The UK's soils are a vital storage of carbon, and consequently soil protection is the first area in which these new payments will be made.
Environmental groups, however, have criticised the measures as punitive and said ministers have failed in their promise to strengthen environmental protections and reduce the damaging impacts of farming post-Brexit.
Under the EU's CAP system, a total of £2-3 billion was received by farmers a year. These subsidies were maintained at £2.4 billion a year after Brexit, but by 2024 this figure will be reduced to £900 million. Those farmers who received the most subsidies under the CAP system will face the steepest cuts of around 25% of the total amount. By 2027, basic payments based on the amount of land farmed will also be phased out altogether. Eventually, the plan is that this will lead to farmers signing environmental land management contracts - these would commit them to taking certain measures to protect air and water quality and provide wildlife habitats for wildlife, in return for payments which are yet to be set out in further detail.
Money aside, three of the UK's largest conservation groups have also criticised these new plans.

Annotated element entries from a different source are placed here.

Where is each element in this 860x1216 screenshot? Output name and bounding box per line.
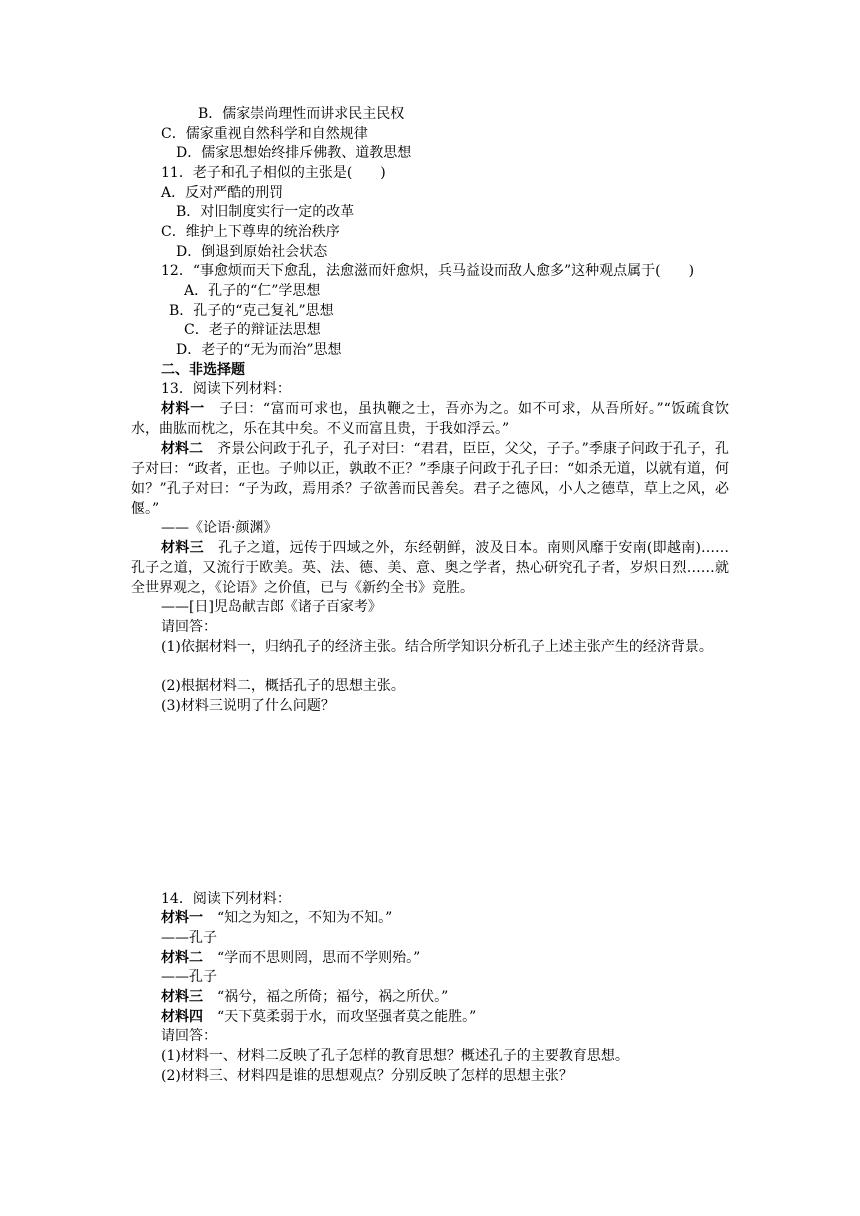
q12-option-d: D．老子的“无为而治”思想 [176, 342, 342, 358]
q11-option-b: B．对旧制度实行一定的改革 [176, 204, 355, 220]
q11-option-a: A．反对严酷的刑罚 [161, 185, 284, 201]
q13-answer-2: (2)根据材料二，概括孔子的思想主张。 [161, 678, 405, 694]
q14-source-1: ——孔子 [161, 930, 217, 946]
material-label: 材料三 [161, 989, 203, 1005]
material-text: 齐景公问政于孔子，孔子对曰：“君君，臣臣，父父，子子。”季康子问政于孔子，孔子对曰：“政者，正也。子帅以正，孰敢不正？”季康子问政于孔子曰：“如杀无道，以就有道，何如？”孔子对曰：“子为政，焉用杀？子欲善而民善矣。君子之德风，小人之德草，草上之风，必偃。” [131, 441, 730, 517]
q14-answer-1: (1)材料一、材料二反映了孔子怎样的教育思想？概述孔子的主要教育思想。 [161, 1048, 629, 1064]
material-text: 子曰：“富而可求也，虽执鞭之士，吾亦为之。如不可求，从吾所好。”“饭疏食饮水，曲肱而枕之，乐在其中矣。不义而富且贵，于我如浮云。” [131, 401, 729, 437]
q13-source-2: ——《论语·颜渊》 [161, 520, 278, 536]
material-text: “知之为知之，不知为不知。” [203, 910, 393, 926]
q14-answer-2: (2)材料三、材料四是谁的思想观点？分别反映了怎样的思想主张？ [161, 1068, 573, 1084]
q10-option-d: D．儒家思想始终排斥佛教、道教思想 [176, 145, 412, 161]
q13-intro: 13．阅读下列材料： [161, 381, 291, 397]
material-text: 孔子之道，远传于四域之外，东经朝鲜，波及日本。南则风靡于安南(即越南)……孔子之道，又流行于欧美。英、法、德、美、意、奥之学者，热心研究孔子者，岁炽日烈……就全世界观之，《论语》之价值，已与《新约全书》竞胜。 [131, 540, 730, 596]
q13-ask: 请回答： [161, 619, 217, 635]
q11-option-c: C．维护上下尊卑的统治秩序 [161, 224, 340, 240]
q14-material-3 [161, 987, 448, 1007]
material-text: “祸兮，福之所倚；福兮，祸之所伏。” [203, 989, 449, 1005]
material-text: “学而不思则罔，思而不学则殆。” [203, 950, 421, 966]
q12-option-a: A．孔子的“仁”学思想 [184, 283, 321, 299]
q14-material-2 [161, 948, 420, 968]
q13-answer-1: (1)依据材料一，归纳孔子的经济主张。结合所学知识分析孔子上述主张产生的经济背景。 [161, 639, 713, 655]
q14-ask: 请回答： [161, 1028, 217, 1044]
q13-material-3 [131, 538, 729, 598]
q11-option-d: D．倒退到原始社会状态 [176, 244, 328, 260]
material-label: 材料二 [161, 950, 203, 966]
q14-material-4 [161, 1007, 476, 1027]
material-label: 材料三 [161, 540, 204, 556]
q14-intro: 14．阅读下列材料： [161, 891, 291, 907]
material-label: 材料二 [161, 441, 204, 457]
material-text: “天下莫柔弱于水，而攻坚强者莫之能胜。” [203, 1009, 477, 1025]
q12-stem: 12．“事愈烦而天下愈乱，法愈滋而奸愈炽，兵马益设而敌人愈多”这种观点属于( ) [161, 263, 695, 279]
material-label: 材料一 [161, 401, 205, 417]
material-label: 材料四 [161, 1009, 203, 1025]
q11-stem: 11．老子和孔子相似的主张是( ) [161, 165, 386, 181]
material-label: 材料一 [161, 910, 203, 926]
q10-option-b: B．儒家崇尚理性而讲求民主民权 [198, 106, 405, 122]
q13-material-1 [131, 399, 729, 439]
q12-option-b: B．孔子的“克己复礼”思想 [169, 303, 334, 319]
q13-source-3: ——[日]児岛献吉郎《诸子百家考》 [161, 599, 382, 615]
q12-option-c: C．老子的辩证法思想 [184, 322, 321, 338]
q10-option-c: C．儒家重视自然科学和自然规律 [161, 126, 368, 142]
q14-source-2: ——孔子 [161, 969, 217, 985]
q13-material-2 [131, 439, 729, 519]
q13-answer-3: (3)材料三说明了什么问题？ [161, 698, 335, 714]
q14-material-1 [161, 908, 392, 928]
section-heading: 二、非选择题 [161, 362, 245, 378]
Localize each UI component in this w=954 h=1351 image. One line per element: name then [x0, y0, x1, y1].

The RSPB, the Wildlife Trusts and the National Trust have said the government are failing to take the urgent need for nature-friendly farming seriously, and their plans would do little to remedy the sharp declines in native wildlife we have experienced over the past three years.
The chief executive of the Wildlife Trusts, Craig Bennett, commented: "There’s so much that farmers could be rewarded for doing, such as restoring peatlands and employing ambitious measures to prevent soil and pollutants from washing into rivers – to help wildlife and store carbon. It’s an absolute scandal that the government has failed to seize this unique and important opportunity to improve farming."
Meanwhile farming groups have welcomed these proposed new measures, although remained cautious about what the future holds.
Farm policy adviser at the Tenant Farmers Association, Lynette Steel, said when combined with other government incentives the payments offered were attractive enough, but believed that current high food prices would actually discourage many farmers from applying. Adding: "Given today’s commodity markets, many farmers will take the view that it is more financially beneficial to farm for [food] production rather than for soil protection, under the cost structure announced."